Pro-Palestinian viewers said the news clips excused "Israel when they would have blamed some other country"; that the news accounts didn't focus enough on Israel's role in the massacre; that the segments would prompt neutral observers to take Israel's side; and that the journalists who'd put together the stories were probably advocates of Israel. Israel's supporters, meanwhile, said the exact opposite.
On issues we're passionate about, we all tend to think our own views are essentially reasonable, Ross explains. Thus when a reporter, editor, news network, or pundit mentions the other side's arguments, it stings.
"If I see the world as all black and you see the world as all white and some person comes along and says it's partially black and partially white, we both are going to be unhappy," Ross says. "You think there are more facts and better facts on your side than on the other side. The very act of giving them equal weight seems like bias. Like inappropriate evenhandedness."
Over the years, many experiments -- a few more on how people watch news about the Middle East, and others involving abortion, genetically modified food, and the wisdom of medical research on animals -- have confirmed Vallone, Ross and Lepper's findings. Psychologists call this the "hostile media phenomenon," and it goes far in explaining how both Apple and PC folks can see the opposite bias in the same news story.

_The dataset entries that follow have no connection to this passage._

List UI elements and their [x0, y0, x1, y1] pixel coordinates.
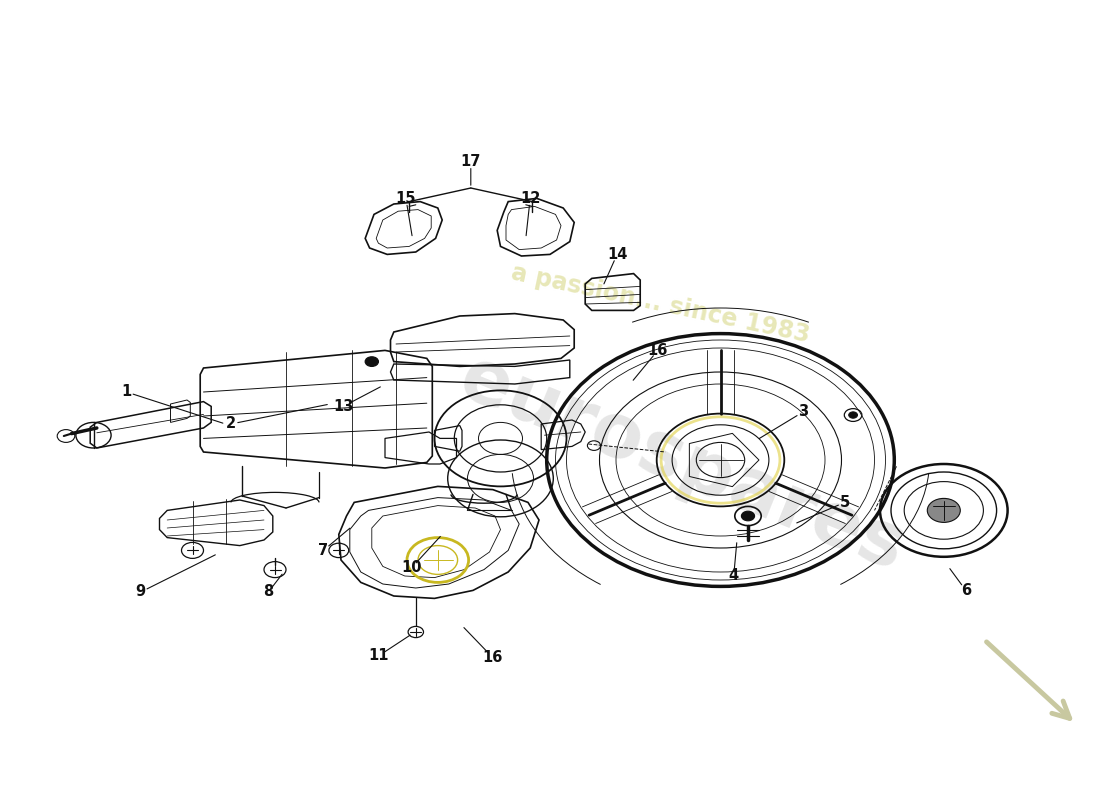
Text: 9: 9 [135, 585, 146, 599]
Text: 6: 6 [960, 583, 971, 598]
Text: eurospares: eurospares [449, 342, 915, 586]
Text: 14: 14 [607, 247, 627, 262]
Text: 12: 12 [520, 191, 540, 206]
Text: 4: 4 [728, 569, 739, 583]
Text: 16: 16 [483, 650, 503, 665]
Circle shape [741, 511, 755, 521]
Text: a passion... since 1983: a passion... since 1983 [508, 261, 812, 347]
Text: 2: 2 [226, 417, 236, 431]
Text: 10: 10 [402, 561, 421, 575]
Circle shape [365, 357, 378, 366]
Text: 16: 16 [648, 343, 668, 358]
Text: 13: 13 [333, 399, 353, 414]
Text: 5: 5 [839, 495, 850, 510]
Text: 11: 11 [368, 649, 388, 663]
Text: 7: 7 [318, 543, 329, 558]
Circle shape [927, 498, 960, 522]
Text: 1: 1 [121, 385, 132, 399]
Circle shape [849, 412, 858, 418]
Text: 17: 17 [461, 154, 481, 169]
Text: 8: 8 [263, 585, 274, 599]
Text: 15: 15 [396, 191, 416, 206]
Text: 3: 3 [798, 405, 808, 419]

Tech columnists Mossberg and Pogue don't claim to be objective. They're critics, and they trade in that slipperiest of all media productions: personal opinion. At the same time, each is unfailingly ethical and intellectually honest. Their articles brim with justification. Neither will tell you that he simply hates the newest Sony digital camera -- he'll tell you that its battery drains faster than Niagara Falls, or that its manual reads like a translation from Japanese to French to English, or that every picture comes out sepia.
If you're non-partisan, this is all you could want from a tech reviewer, and Mossberg and Pogue's style likely accounts for their enormous popularity. But many fans of Apple often seem to want more. They care little for honest opinion. They want to pick up the paper and see in it a reflection of their own nearly religious zeal for the thing they love. They don't want a review. They want a hagiography.
Many Americans aren't really very different. In polls (PDF), people claim not to be interested in getting "news from sources that share your point of view," and prefer instead "sources that don't have a particular point of view."
But for people who feel strongly about an issue -- for Apple fanatics, for abortion partisans, for folks who think they know the truth about global warming or what's going on in the Middle East -- personal views feel distinct and luminous. Journalistic "objectivity" inevitably produces a muddier picture.
When they come upon that difference -- the gulf between what's in their heads and what's on the page -- the audience tends to assume the worst: The reporter must be licking someone's balls.